Prior to approaching Claimant and Smith, the officers observed them operating the vehicle
Neither Claimant nor Smith have been criminally charged in relation to this incident. Conviction for the underlying offense, however, is not a prerequisite to a civil forfeiture. United States v. One Parcel of Real Estate located at 7715 Betsy Bruce Lane, 906 F.2d 110, 111-12 (4th Cir.1990)

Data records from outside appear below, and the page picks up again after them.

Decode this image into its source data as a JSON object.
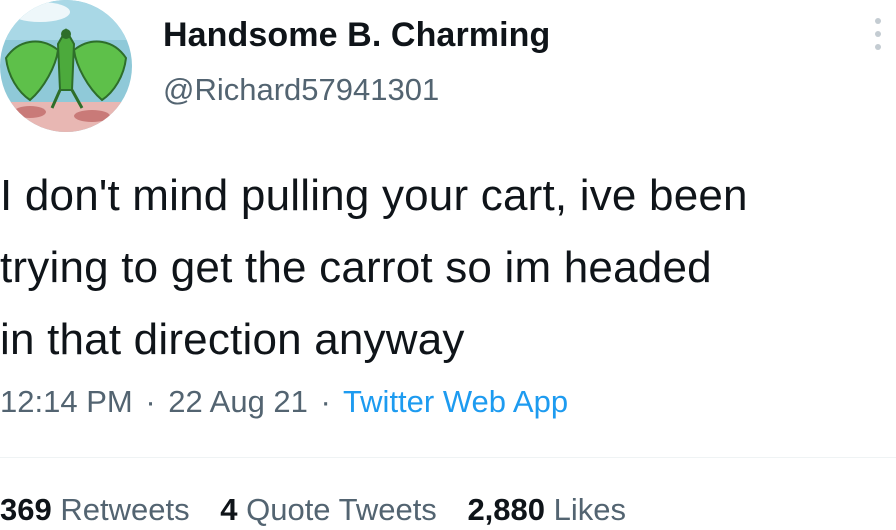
{
  "author": {
    "display_name": "Handsome B. Charming",
    "handle": "@Richard57941301",
    "avatar_icon": "cartoon-dragon-avatar"
  },
  "tweet": {
    "text_lines": [
      "I don't mind pulling your cart, ive been",
      "trying to get the carrot so im headed",
      "in that direction anyway"
    ],
    "time": "12:14 PM",
    "date": "22 Aug 21",
    "separator": "·",
    "source": "Twitter Web App"
  },
  "stats": {
    "retweets": {
      "count": "369",
      "label": "Retweets"
    },
    "quote_tweets": {
      "count": "4",
      "label": "Quote Tweets"
    },
    "likes": {
      "count": "2,880",
      "label": "Likes"
    }
  },
  "colors": {
    "text_primary": "#0f1419",
    "text_secondary": "#536471",
    "link": "#1d9bf0",
    "divider": "#eff3f4"
  }
}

The district court relied only upon 21 U.S.C.A. Sec. 881(a)(6), as does the government in defending the district court's order of forfeiture. As such, we base our decision on that section, which provides for the forfeiture of:
[a]ll moneys, negotiable instruments, securities, or other things of value furnished or intended to be furnished by any person in exchange for a controlled substance in violation of this subchapter, all proceeds traceable to such an exchange, and all moneys, negotiable instruments, and securities used or intended to be used to facilitate any violation of this subchapter, except that no property shall be forfeited under this paragraph, to the extent of the interest of an owner, by reason of any act or omission established by that owner to have been committed or omitted without the knowledge or consent of that owner.

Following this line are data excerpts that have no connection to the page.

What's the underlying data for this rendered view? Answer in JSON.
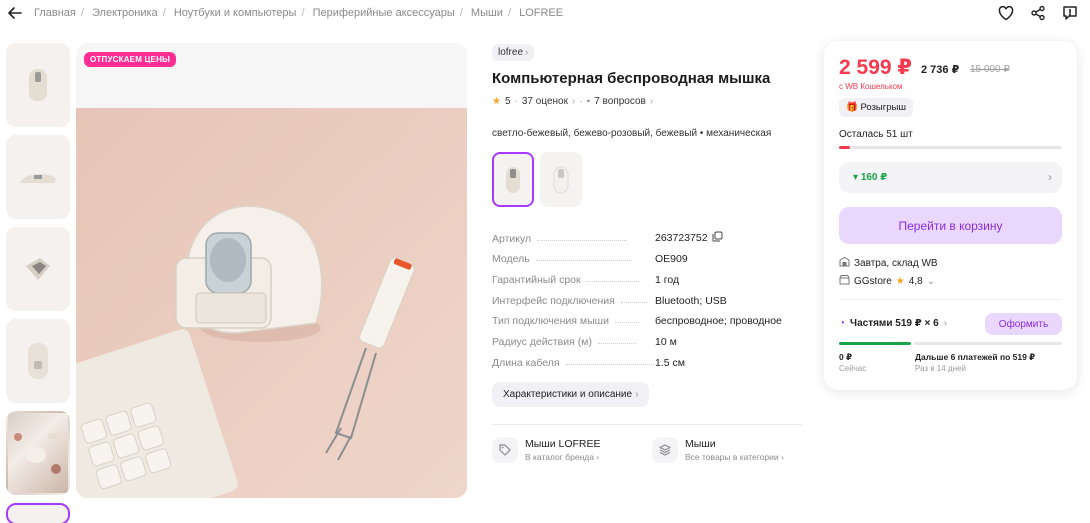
{
  "breadcrumb": [
    "Главная",
    "Электроника",
    "Ноутбуки и компьютеры",
    "Периферийные аксессуары",
    "Мыши",
    "LOFREE"
  ],
  "gallery": {
    "sale_badge": "ОТПУСКАЕМ ЦЕНЫ",
    "thumbnails": 6
  },
  "product": {
    "brand": "lofree",
    "title": "Компьютерная беспроводная мышка",
    "rating": "5",
    "reviews": "37 оценок",
    "questions": "7 вопросов",
    "variant_desc": "светло-бежевый, бежево-розовый, бежевый • механическая",
    "specs": [
      {
        "k": "Артикул",
        "v": "263723752"
      },
      {
        "k": "Модель",
        "v": "OE909"
      },
      {
        "k": "Гарантийный срок",
        "v": "1 год"
      },
      {
        "k": "Интерфейс подключения",
        "v": "Bluetooth; USB"
      },
      {
        "k": "Тип подключения мыши",
        "v": "беспроводное; проводное"
      },
      {
        "k": "Радиус действия (м)",
        "v": "10 м"
      },
      {
        "k": "Длина кабеля",
        "v": "1.5 см"
      }
    ],
    "chars_button": "Характеристики и описание",
    "links": [
      {
        "title": "Мыши LOFREE",
        "sub": "В каталог бренда"
      },
      {
        "title": "Мыши",
        "sub": "Все товары в категории"
      }
    ]
  },
  "price_card": {
    "price": "2 599 ₽",
    "price_wb": "2 736 ₽",
    "price_old": "15 000 ₽",
    "wallet_note": "с WB Кошельком",
    "raffle": "Розыгрыш",
    "remaining": "Осталась 51 шт",
    "stock_fraction": 0.05,
    "cashback": "160 ₽",
    "cart_button": "Перейти в корзину",
    "delivery": "Завтра, склад WB",
    "seller": "GGstore",
    "seller_rating": "4,8",
    "installments": "Частями 519 ₽ × 6",
    "installments_button": "Оформить",
    "now_amount": "0 ₽",
    "now_label": "Сейчас",
    "later_text": "Дальше 6 платежей по 519 ₽",
    "later_label": "Раз в 14 дней"
  },
  "colors": {
    "accent": "#a73afd",
    "price_red": "#f53a4f",
    "green": "#19a34a",
    "sale_pink": "#ff2e94"
  }
}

21 U.S.C.A. Sec. 881(a)(6).
The district court made contradictory statements in its opinion regarding where the bag was found. In its fact section, it stated that the bag was "on" the rear floorboard. In its legal discussion, however, it stated that it was "under" the floorboard. Claimant contends that, because the district court relied on the "under the floorboard" finding in reaching its determination of probable cause, the district court's order is therefore erroneous. Even if the district court erred, the error is harmless. Our review is de novo. Upon consideration of the undisputed fact that the bag was on the rear floorboard as well as the other undisputed facts in the record, we believe that the government established probable cause
Interrogatory No. 6 requested the following information from Claimant:
List by name, address, current or last known telephone number each and every employer for whom you have worked and for whom your spouse has worked during the past five years, specifying for each the following: the inclusive dates of employment; the duties of employment; the amount of gross and net monthly salary; the reasons for leaving the employment.
(J.A. at 28).
Moreover, it appears that the Claimant was not compelled by the district court's order to answer the interrogatory. The district court ultimately rejected Claimant's blanket claim of privilege, and ordered him
to respond to the government's discovery request ... claiming a Fifth Amendment privilege only on those specific requests which legitimately support such a claim. Claimant is specifically directed to respond to the following requests for admissions: 1, 3, 4 and 5; and the following interrogatories: 1, 2, 3, 4, 5, 6, 7, 8, 9, 10, 11, 12, 13, and 14.
(J.A. at 115-16 (Order filed Oct. 28, 1992)). Although Claimant then answered most of the specifically enumerated requests and interrogatories, including No. 6 which asked about his employment history, he continued to assert his Fifth Amendment privilege to Interrogatories Nos. 5 and 13--two of the ones that the district court had instructed him to answer. (J.A. at 117-19). As such, it seems that Claimant did not believe that the district court's order compelled him to answer all of the interrogatories enumerated by it. As such, we believe that he waived his Fifth Amendment privilege by answering Interrogatory No. 6 regarding his past employment.